There’s at least one Ukrainian artillery battery that is now covering its equipment, such as the Russian-built 2S7 Pion self-propelled artillery cannon, in memes. 

This one Pion has “Super Bonker 9000,” written on the barrel, kind of a “Boaty McBoatface”-style approach to naming military equipment and keeping with the greatest traditions of the internet, where everything seems to be gleefully stupid. The chassis has been covered in pictures of smiling Shiba Inu dogs, which is a symbol of an internet phenomenon known as the “North Atlantic Fellas Organization,” a playful spin on the NATO acronym. The group can best be described as a loose collection of internet shitposters fighting Russian disinformation and raising money for the Ukrainian war effort. 

So now, if you go to – and yes, this internet domain name was somehow not already taken –, you can have your own messages painted on some munitions heading towards the Russian front lines. 

One part artillery, one part memes. 

This particular fundraising campaign was started by a Ukrainian student named Anton Sokolenko.

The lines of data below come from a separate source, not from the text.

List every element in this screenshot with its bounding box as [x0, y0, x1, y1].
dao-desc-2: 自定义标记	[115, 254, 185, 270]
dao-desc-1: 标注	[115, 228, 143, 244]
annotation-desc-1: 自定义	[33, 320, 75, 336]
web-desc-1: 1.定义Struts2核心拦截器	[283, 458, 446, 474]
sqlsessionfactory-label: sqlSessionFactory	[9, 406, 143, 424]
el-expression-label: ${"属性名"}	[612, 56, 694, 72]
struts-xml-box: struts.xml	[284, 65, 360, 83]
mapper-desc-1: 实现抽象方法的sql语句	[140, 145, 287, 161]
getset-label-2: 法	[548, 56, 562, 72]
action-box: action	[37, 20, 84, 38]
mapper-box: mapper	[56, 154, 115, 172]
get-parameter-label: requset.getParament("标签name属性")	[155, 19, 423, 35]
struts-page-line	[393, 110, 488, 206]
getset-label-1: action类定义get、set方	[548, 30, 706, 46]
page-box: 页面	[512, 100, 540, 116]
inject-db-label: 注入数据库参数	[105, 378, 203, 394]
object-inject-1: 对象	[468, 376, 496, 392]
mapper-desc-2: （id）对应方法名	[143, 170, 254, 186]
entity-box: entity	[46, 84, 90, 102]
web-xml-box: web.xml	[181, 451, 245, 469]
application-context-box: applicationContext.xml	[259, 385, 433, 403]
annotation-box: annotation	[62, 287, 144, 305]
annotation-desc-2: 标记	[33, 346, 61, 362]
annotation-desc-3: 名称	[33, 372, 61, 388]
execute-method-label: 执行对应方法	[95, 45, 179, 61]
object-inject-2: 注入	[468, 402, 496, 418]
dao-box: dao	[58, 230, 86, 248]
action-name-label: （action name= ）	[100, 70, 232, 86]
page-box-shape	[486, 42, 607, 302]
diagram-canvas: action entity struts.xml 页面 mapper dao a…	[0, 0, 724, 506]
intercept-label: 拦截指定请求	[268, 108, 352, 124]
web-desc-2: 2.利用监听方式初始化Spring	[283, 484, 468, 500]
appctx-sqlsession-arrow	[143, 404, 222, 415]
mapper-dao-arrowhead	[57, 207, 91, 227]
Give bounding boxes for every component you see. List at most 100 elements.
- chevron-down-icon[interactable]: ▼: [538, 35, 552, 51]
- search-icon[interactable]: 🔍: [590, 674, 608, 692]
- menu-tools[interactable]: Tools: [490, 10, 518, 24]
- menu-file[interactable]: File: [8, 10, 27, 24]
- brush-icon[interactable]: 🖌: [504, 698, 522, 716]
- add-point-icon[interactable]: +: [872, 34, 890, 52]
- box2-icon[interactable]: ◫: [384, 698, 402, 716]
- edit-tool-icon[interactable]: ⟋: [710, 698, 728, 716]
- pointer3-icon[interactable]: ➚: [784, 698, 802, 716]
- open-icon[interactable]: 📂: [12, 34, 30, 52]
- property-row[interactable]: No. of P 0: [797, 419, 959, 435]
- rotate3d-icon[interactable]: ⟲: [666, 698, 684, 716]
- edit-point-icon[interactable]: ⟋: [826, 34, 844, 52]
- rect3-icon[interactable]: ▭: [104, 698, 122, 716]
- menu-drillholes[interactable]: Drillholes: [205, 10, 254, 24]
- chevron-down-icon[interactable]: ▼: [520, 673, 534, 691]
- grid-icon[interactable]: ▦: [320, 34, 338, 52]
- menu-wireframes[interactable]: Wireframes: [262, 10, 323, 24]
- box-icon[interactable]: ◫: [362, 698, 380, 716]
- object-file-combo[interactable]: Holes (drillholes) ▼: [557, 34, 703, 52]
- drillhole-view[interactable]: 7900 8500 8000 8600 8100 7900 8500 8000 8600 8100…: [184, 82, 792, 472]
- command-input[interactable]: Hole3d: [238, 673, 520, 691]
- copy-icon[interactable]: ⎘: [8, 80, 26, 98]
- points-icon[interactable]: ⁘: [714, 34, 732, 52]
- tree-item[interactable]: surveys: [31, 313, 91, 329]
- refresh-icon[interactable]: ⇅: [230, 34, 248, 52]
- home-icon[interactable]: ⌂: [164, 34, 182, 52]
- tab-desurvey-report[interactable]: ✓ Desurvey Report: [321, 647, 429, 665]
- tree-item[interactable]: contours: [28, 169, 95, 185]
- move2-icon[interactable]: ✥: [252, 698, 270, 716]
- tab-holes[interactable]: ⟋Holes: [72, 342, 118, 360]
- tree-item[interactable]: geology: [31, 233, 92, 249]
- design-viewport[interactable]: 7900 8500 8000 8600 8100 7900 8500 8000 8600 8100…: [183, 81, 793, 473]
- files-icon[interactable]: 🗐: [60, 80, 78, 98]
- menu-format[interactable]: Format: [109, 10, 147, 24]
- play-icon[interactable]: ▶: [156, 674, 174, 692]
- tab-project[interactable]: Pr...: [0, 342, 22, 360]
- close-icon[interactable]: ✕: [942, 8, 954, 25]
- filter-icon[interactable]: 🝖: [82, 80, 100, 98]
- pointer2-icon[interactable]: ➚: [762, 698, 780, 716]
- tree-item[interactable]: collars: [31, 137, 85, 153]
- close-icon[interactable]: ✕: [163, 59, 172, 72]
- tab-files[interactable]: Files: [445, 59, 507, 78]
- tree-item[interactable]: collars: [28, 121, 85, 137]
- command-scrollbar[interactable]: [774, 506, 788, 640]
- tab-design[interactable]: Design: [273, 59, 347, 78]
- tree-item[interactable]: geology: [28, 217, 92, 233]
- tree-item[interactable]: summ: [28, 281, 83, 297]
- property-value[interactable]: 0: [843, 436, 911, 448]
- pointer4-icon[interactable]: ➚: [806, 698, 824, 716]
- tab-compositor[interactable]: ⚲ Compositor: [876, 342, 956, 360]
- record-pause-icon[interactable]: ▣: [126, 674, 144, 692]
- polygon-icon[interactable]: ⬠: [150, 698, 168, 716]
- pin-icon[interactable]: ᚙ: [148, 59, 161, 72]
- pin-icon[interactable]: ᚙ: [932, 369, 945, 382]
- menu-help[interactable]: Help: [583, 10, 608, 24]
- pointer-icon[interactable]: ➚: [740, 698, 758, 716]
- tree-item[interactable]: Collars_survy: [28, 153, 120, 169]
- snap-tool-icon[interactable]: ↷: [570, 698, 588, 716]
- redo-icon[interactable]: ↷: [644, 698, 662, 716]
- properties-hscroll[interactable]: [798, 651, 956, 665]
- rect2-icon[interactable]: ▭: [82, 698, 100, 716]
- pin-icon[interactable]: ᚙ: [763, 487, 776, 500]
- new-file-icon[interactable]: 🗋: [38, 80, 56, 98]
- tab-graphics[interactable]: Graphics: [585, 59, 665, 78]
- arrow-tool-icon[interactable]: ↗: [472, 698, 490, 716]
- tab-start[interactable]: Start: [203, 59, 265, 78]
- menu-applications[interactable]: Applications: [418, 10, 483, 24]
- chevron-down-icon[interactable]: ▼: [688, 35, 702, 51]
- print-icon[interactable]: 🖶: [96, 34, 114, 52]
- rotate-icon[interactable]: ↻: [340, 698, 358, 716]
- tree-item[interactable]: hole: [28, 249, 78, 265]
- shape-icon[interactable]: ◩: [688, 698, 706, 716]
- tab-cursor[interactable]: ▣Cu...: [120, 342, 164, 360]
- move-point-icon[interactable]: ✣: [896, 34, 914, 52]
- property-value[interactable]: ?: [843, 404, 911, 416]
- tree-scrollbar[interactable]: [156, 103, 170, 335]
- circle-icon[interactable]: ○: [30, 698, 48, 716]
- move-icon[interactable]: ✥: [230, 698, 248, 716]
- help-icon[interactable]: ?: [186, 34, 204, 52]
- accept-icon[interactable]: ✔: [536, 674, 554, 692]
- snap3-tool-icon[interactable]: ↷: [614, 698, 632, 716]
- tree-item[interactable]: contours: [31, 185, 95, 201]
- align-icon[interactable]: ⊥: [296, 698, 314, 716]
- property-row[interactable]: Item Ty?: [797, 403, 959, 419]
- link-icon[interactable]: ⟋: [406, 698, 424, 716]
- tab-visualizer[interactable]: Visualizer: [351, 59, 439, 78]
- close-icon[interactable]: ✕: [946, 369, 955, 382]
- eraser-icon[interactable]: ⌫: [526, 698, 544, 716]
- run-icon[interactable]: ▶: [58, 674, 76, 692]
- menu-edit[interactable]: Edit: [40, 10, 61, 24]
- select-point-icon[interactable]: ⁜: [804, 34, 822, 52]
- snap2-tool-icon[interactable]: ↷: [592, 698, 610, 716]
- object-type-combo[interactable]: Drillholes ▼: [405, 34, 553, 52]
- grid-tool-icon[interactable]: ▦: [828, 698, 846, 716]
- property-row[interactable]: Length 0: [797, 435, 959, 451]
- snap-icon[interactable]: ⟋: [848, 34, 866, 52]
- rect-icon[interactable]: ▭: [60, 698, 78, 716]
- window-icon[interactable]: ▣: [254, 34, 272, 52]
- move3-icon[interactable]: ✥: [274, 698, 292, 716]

Chip in a few dollars to write something on some munitions, and the money will go towards buying things Ukrainian soldiers need. Soon enough, you have some self-propelled artillery that is bringing internet memes into terrestrial form. It’s similar to something like the Telegram account artillery_text, where you can donate money along with having a personal message written on an artillery shell. 

Of course, combining humor with artillery is nothing new. After all, soldiers are people, and they are going to joke around at all times. It’s not like fighting WWII stopped Allied soldiers from scrawling “Easter eggs for Hitler” on artillery shells or drawing on every flat surface that “Killroy was here.”

So, it appears that the meme wars are as real as the next fire mission.